Ce tableau simplifié ne prend pas en compte les nœuds gagnants ou perdants. Qui sont finaux et n'ont normalement plus d'enfants. Mais même en les intégrant, l'échelle de valeur reste du même ordre de grandeur.

La machine dont je dispose n'est pas en mesure de calculer une telle quantité de combinaisons dans un temps acceptable pour le joueur. (ni même dans un temps acceptable pour un être humain).

C'est une situation courante avec minimax. On essaie généralement de calculer un maximum de combinaisons, sans réussir à prendre en compte la totalité. Il faut juste être en mesure d'attribuer une valeur à un instant t de la partie, selon si la disposition des pièces est plus ou moins favorable au joueur.

  • L'évaluation d'un état intermédiaire de la partie est très subjective.

Dans ce jeu, l'ensemble des ressources est partagé entre les joueurs. Il n'y a pas d'opposition blanc contre noir comme dans la plupart des jeux de ce type (Dames, Echecs), mais à la place chaque joueur peut gagner avec les pièces qui l'arrangent au moment de son tour.

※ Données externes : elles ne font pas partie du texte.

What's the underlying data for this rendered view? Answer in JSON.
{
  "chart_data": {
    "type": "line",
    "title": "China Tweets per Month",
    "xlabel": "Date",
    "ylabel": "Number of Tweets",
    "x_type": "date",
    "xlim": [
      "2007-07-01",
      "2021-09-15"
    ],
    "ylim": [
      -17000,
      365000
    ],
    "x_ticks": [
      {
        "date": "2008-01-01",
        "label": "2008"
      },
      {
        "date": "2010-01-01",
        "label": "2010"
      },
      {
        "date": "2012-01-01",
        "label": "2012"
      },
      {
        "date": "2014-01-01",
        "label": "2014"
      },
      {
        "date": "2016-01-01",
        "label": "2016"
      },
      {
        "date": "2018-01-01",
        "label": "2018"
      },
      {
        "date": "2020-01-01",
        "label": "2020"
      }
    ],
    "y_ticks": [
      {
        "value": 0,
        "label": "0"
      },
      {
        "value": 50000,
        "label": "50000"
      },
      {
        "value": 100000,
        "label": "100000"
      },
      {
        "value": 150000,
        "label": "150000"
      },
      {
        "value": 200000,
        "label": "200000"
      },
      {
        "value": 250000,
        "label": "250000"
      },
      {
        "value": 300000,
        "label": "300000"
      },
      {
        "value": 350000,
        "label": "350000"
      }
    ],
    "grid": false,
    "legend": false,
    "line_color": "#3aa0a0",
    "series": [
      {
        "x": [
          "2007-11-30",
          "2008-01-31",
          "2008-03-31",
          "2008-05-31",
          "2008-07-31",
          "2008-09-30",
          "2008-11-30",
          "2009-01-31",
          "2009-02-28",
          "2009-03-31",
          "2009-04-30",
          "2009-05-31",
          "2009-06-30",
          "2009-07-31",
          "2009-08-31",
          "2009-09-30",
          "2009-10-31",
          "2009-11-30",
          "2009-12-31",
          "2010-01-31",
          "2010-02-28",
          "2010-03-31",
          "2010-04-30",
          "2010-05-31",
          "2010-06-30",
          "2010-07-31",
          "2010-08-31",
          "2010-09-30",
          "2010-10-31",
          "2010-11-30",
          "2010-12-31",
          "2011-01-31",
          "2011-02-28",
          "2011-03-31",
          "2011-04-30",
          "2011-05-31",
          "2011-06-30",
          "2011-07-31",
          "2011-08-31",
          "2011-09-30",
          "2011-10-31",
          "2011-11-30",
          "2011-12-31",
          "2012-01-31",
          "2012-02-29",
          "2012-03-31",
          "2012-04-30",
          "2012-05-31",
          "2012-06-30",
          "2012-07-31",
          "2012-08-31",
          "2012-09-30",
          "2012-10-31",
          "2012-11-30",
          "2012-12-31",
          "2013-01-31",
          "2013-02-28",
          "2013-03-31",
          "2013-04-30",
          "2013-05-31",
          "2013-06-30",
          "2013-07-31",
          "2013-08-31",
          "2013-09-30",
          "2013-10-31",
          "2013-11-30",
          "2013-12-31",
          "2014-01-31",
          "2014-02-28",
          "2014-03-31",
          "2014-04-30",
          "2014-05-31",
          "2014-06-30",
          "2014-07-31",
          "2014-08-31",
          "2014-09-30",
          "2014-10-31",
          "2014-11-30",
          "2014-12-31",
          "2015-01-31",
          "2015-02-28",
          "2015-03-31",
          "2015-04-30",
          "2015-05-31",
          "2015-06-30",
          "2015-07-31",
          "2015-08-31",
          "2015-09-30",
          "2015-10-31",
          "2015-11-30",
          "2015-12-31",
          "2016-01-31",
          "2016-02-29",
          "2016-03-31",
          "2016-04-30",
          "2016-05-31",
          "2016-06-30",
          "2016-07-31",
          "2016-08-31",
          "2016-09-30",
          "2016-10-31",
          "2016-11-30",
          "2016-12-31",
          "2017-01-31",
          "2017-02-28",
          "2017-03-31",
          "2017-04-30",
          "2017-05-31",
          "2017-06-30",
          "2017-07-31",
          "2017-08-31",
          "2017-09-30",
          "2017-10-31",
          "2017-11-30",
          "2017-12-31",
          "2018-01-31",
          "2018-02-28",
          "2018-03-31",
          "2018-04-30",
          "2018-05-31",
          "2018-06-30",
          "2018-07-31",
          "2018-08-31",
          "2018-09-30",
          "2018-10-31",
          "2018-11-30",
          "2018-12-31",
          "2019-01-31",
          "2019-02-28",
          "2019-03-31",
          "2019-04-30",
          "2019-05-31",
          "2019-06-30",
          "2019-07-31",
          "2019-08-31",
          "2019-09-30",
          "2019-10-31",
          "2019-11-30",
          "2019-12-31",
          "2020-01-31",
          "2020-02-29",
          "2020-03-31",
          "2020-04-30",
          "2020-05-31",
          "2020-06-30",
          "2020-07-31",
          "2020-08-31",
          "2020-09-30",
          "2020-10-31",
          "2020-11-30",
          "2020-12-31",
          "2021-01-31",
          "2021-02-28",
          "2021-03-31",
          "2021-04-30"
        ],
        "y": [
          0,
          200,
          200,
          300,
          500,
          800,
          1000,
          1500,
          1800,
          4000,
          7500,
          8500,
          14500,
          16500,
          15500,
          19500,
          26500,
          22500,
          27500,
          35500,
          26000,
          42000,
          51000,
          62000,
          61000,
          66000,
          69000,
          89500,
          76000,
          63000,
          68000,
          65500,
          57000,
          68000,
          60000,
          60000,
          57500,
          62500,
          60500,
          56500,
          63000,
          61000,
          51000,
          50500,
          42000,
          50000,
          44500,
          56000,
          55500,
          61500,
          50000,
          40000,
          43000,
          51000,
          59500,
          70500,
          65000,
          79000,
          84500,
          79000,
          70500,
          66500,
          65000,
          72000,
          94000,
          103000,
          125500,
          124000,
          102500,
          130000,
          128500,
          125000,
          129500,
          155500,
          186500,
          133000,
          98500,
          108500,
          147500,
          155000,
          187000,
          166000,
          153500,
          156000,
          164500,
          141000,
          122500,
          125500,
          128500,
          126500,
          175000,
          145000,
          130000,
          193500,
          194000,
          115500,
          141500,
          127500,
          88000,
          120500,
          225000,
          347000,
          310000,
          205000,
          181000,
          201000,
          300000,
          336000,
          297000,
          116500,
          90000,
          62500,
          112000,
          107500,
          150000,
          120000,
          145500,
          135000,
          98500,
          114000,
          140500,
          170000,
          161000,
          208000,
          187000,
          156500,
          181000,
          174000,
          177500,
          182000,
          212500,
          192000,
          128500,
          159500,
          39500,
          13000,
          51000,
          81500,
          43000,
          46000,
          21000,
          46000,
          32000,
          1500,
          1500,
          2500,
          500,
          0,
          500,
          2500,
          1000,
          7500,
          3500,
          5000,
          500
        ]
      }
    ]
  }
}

La conséquence, c'est qu'une situation très défavorable pour le joueur peut aussi bien être considérée comme très favorable selon le point de vue qu'on choisit d'adopter. Et pour un état donné du plateau (exemple : Alignement de 3 carrés blancs), les deux joueurs ont exactement les mêmes chances d'en tirer profit lorsque leur tour débute.

Quarto board

Une petite analogie partielle avec les Echecs permet de mieux comprendre la difficulté.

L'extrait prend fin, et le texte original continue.